From: Frederick Virchanza Gotham <cauldwell.thomas_at_[hidden]>
Date: Sun, 16 Jul 2023 22:22:12 +0100
On Sun, Jul 16, 2023 at 9:22 PM Frederick Virchanza Gotham
<cauldwell.thomas_at_[hidden]> wrote:
>
> I have Linux on my laptop here and I've got cross compilers and
> emulators for aarch64 and arm32, so I'll try it with them too just
> now.


First I tried 32-Bit ARM. Here's what I did at the Linux command line
on my x86_64 laptop:

      $ arm-linux-gnueabihf-g++-13 -o prog prog.cpp -static
      $ qemu-arm-static ./prog
      Args: 5 7.8 monkey
      construct 9
      lock 9
      unlock 9
      destroy 9

So that works fine.

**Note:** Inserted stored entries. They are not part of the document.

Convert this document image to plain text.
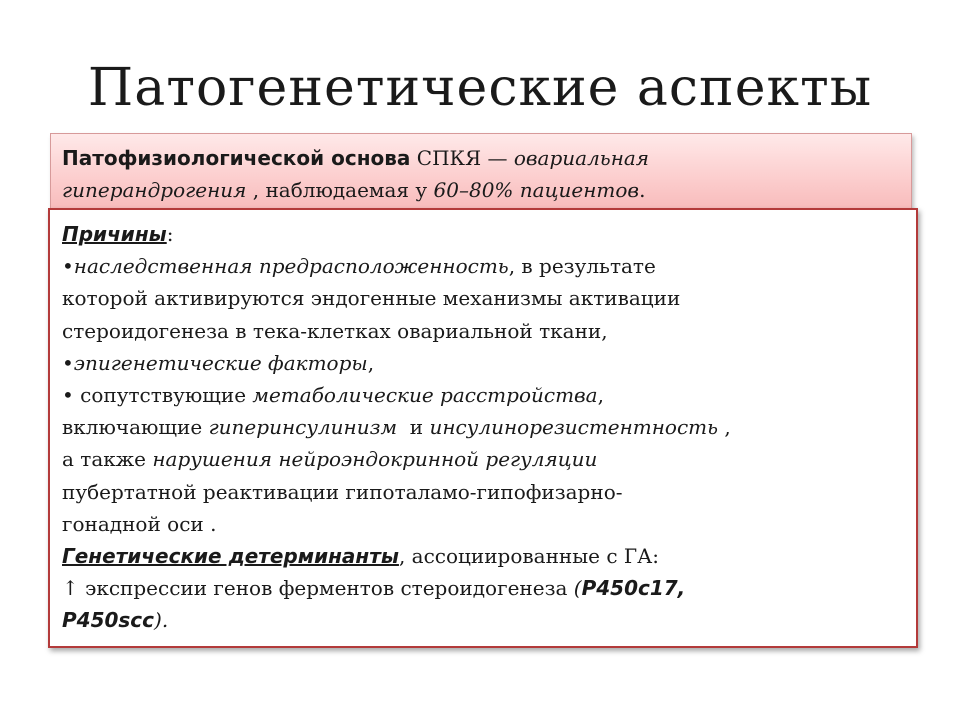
Патогенетические аспекты
Патофизиологической основа СПКЯ — овариальная
гиперандрогения , наблюдаемая у 60–80% пациентов.
Причины:
•наследственная предрасположенность, в результате
которой активируются эндогенные механизмы активации
стероидогенеза в тека-клетках овариальной ткани,
•эпигенетические факторы,
• сопутствующие метаболические расстройства,
включающие гиперинсулинизм  и инсулинорезистентность ,
а также нарушения нейроэндокринной регуляции
пубертатной реактивации гипоталамо-гипофизарно-
гонадной оси .
Генетические детерминанты, ассоциированные с ГА:
↑ экспрессии генов ферментов стероидогенеза (P450c17,
P450scc).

Here's what happened when I tried 64-Bit ARM (i.e. aarch64):

      $ aarch64-linux-gnu-g++-13 -o prog ./prog.cpp -static
      $ qemu-aarch64-static ./prog
      Args: 5381368 7.8 ?{???
      qemu: uncaught target signal 11 (Segmentation fault) - core dumped
      Segmentation fault (core dumped)

So the code runs a little less efficiently on 64-Bit ARM. I'm reading
the calling convention spec sheet here and it says that when you
return a class by value, the address of the allocated space is passed
in register X8. So I need to change the code a tiny bit. Instead of
having an extra parameter in first place, I need to use inline
assembler to get the value of the X8 register:

    void GiveMeLockedMutex_detail(int const a, double const b, char
const *const p)
    {
        Mutex *pm;
        asm ("mov x8, %0" : "=r" (pm));

        cout << "Args: " << a << " " << b << " " << p << endl;

        ::new(pm) Mutex(9);

        pm->lock();
    }

After making this change, it works. By the way I think I should have
been able to just use an "explicit register variable" as follows:

            register Mutex *pm asm ("x8");

but I couldn't get that to work.

So my original code seems to work on every operating system and CPU
architecture except for aarch64. But I have a working solution for
aarch64 also.

Received on 2023-07-16 21:22:21